Davis’s father, Eric, played MAC football for the Ohio Bobcats, and his grandfather was a coal miner in West Virginia. If their offspring were going to play football, it would be the old-school kind.
“I was raised to be a big guy,” Davis said.
As he grew through the pee-wee football and travel basketball ranks, Davis had the size, but his frame was leaner than his father’s. He tried pretty much every position on the field before settling in at tight end.
Likely to his father’s avail, Davis’s most eye-popping high school stat from his time at Jackson High in Massillon, Ohio, was that he recorded 170 career pancake blocks.
In his first two years at WVU, he saw plenty of action on special teams as a blocker before tallying a handful of receptions (5 catches / 51 yards) later in his sophomore season. Now a junior, Davis will still frequently have his hand in the dirt pre-snap, but his role as a pass-catcher looks to be expanding.
For starters, he slimmed his frame this offseason, something tight ends coach Blaine Stewart noticed over the summer. Stewart has only been in the role since January, but he’s seen Davis positively transfigure his body in just eight months.
“It’s really transformed his game,” Stewart said. “He’s moving well.

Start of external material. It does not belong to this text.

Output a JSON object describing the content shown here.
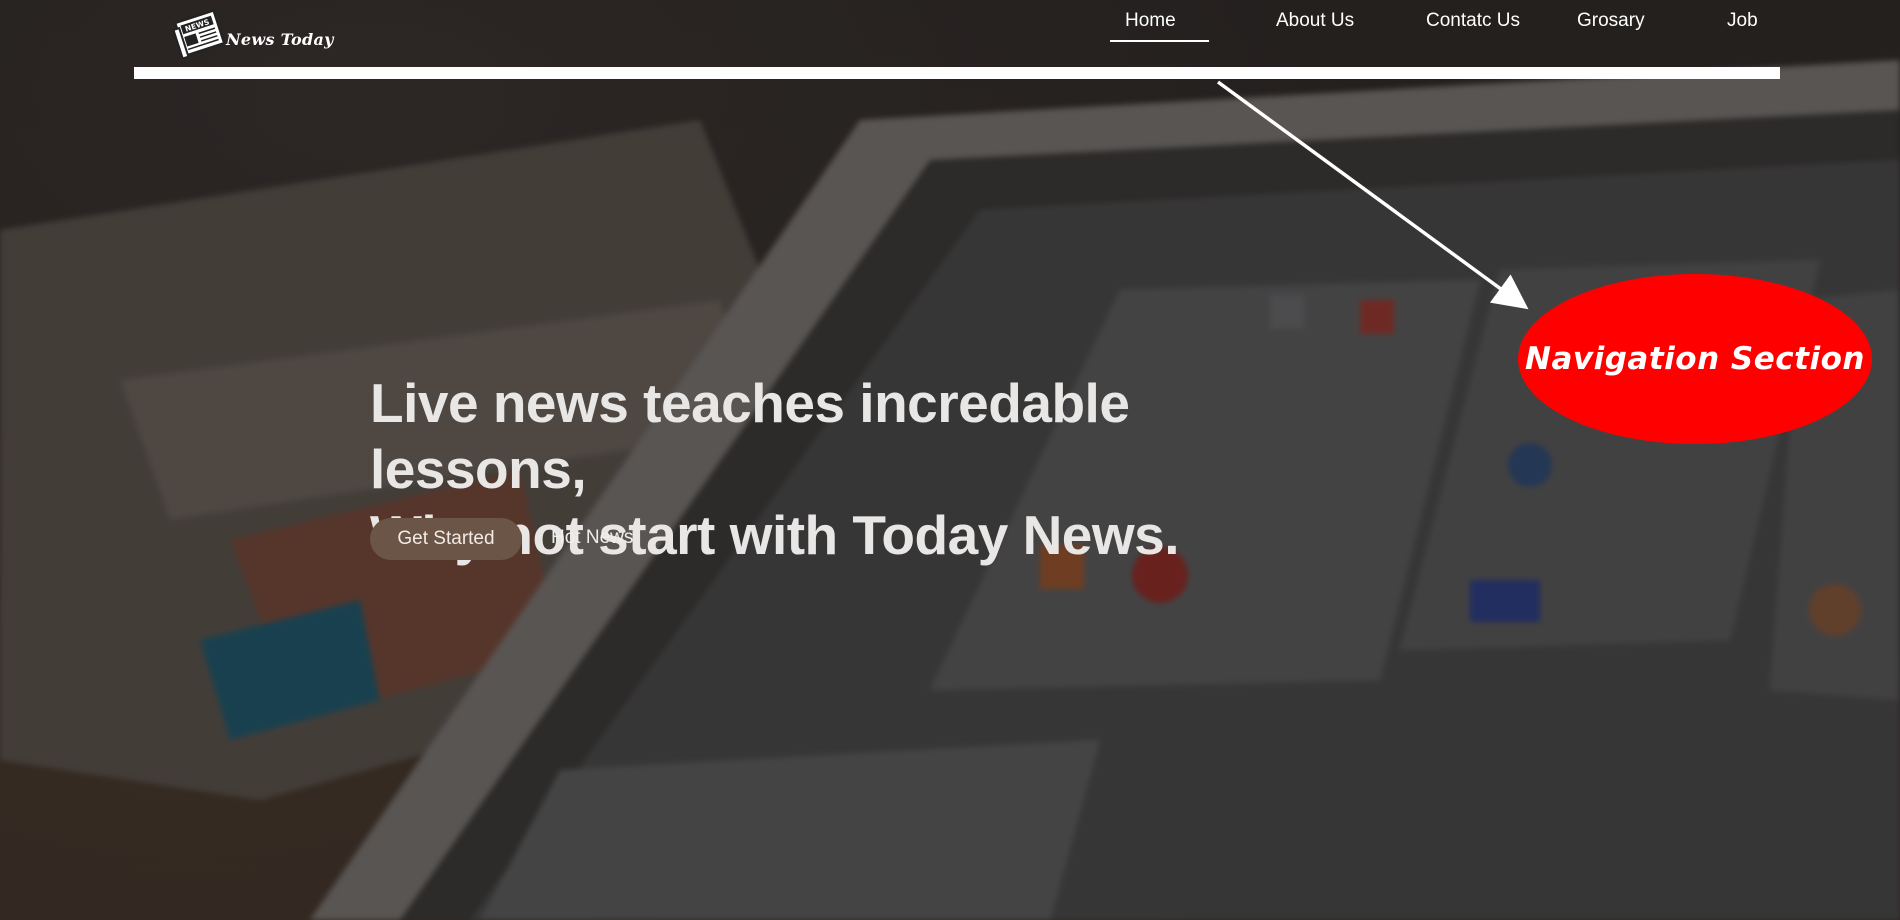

His physicality and blocking is obviously still there, but we’ve found a couple ways to get [him] involved in the passing game.”
It makes for more entertaining practices when your responsibility changes nearly every play. It also can be highly educational.
“It makes it a lot of fun,” Davis said. “You learn a lot more football that way. One play, you’re out in the slot running for a ball. The next play you’re blocking down-lineman that are 300-pound guys. So, you get a lot of it. A lot of motion, so you’ve got to know everything too.”
Davis’s style of play and body type are naturally complementary to other tight ends – like LSU transfer Kole Taylor – who are viewed as pass-catchers before blockers. Davis will be the first to tell you that he is not the best downfield threat himself, but his blocking and Taylor’s skillset are creating buzz within the position group.
“[Taylor is] a stand-up guy,” Davis said. “He’s a leader. He’s seen big-time football. He’s experienced. I mean, he played at LSU. It doesn’t get much crazier than that on game day. He’s good in pressure situations, and he’s a great downfield guy. He’s went up and made plays that not even a lot of receivers are making.”
This season will be Taylor’s first year in head coach Neal Brown’s offensive system, but both he and Davis are working under Stewart for the first time. With former tight ends coach Sean Reagan moving to the quarterbacks coach role, Davis is on his third position coach in as many years.
“It’s been a great opportunity really to take different ways of learning from these guys from different standpoints and viewpoints and opinions,” Davis. “It’s really been more beneficial than anything.”
Stewart – who has four years of NFL experience with the Pittsburgh Steelers – introduced a fair amount of NFL film to the tight end room this offseason. From the Cleveland Browns’ three-tight-end sets to Patrick Ricard fullback tapes from the Baltimore Ravens, the Mountaineer tight ends are learning next-level applications to some of the concepts they are seeing in practice.
“[Stewart] knows what he’s talking about [with] his technicalities of the game,” Davis said. “He knows the game well, especially with this position. A lot of little things that I’ve kind of overlooked in the past, he’s brought to [my attention].”
It all could not have come at a better time. Though his receiving numbers were limited last year, he had the most production out of any returning WVU tight end. By working the system over three years, he now is one of the two clear-cut options for tight end this fall.
“He’s put in the work,” Stewart said. “So now he’s starting to see the benefits.”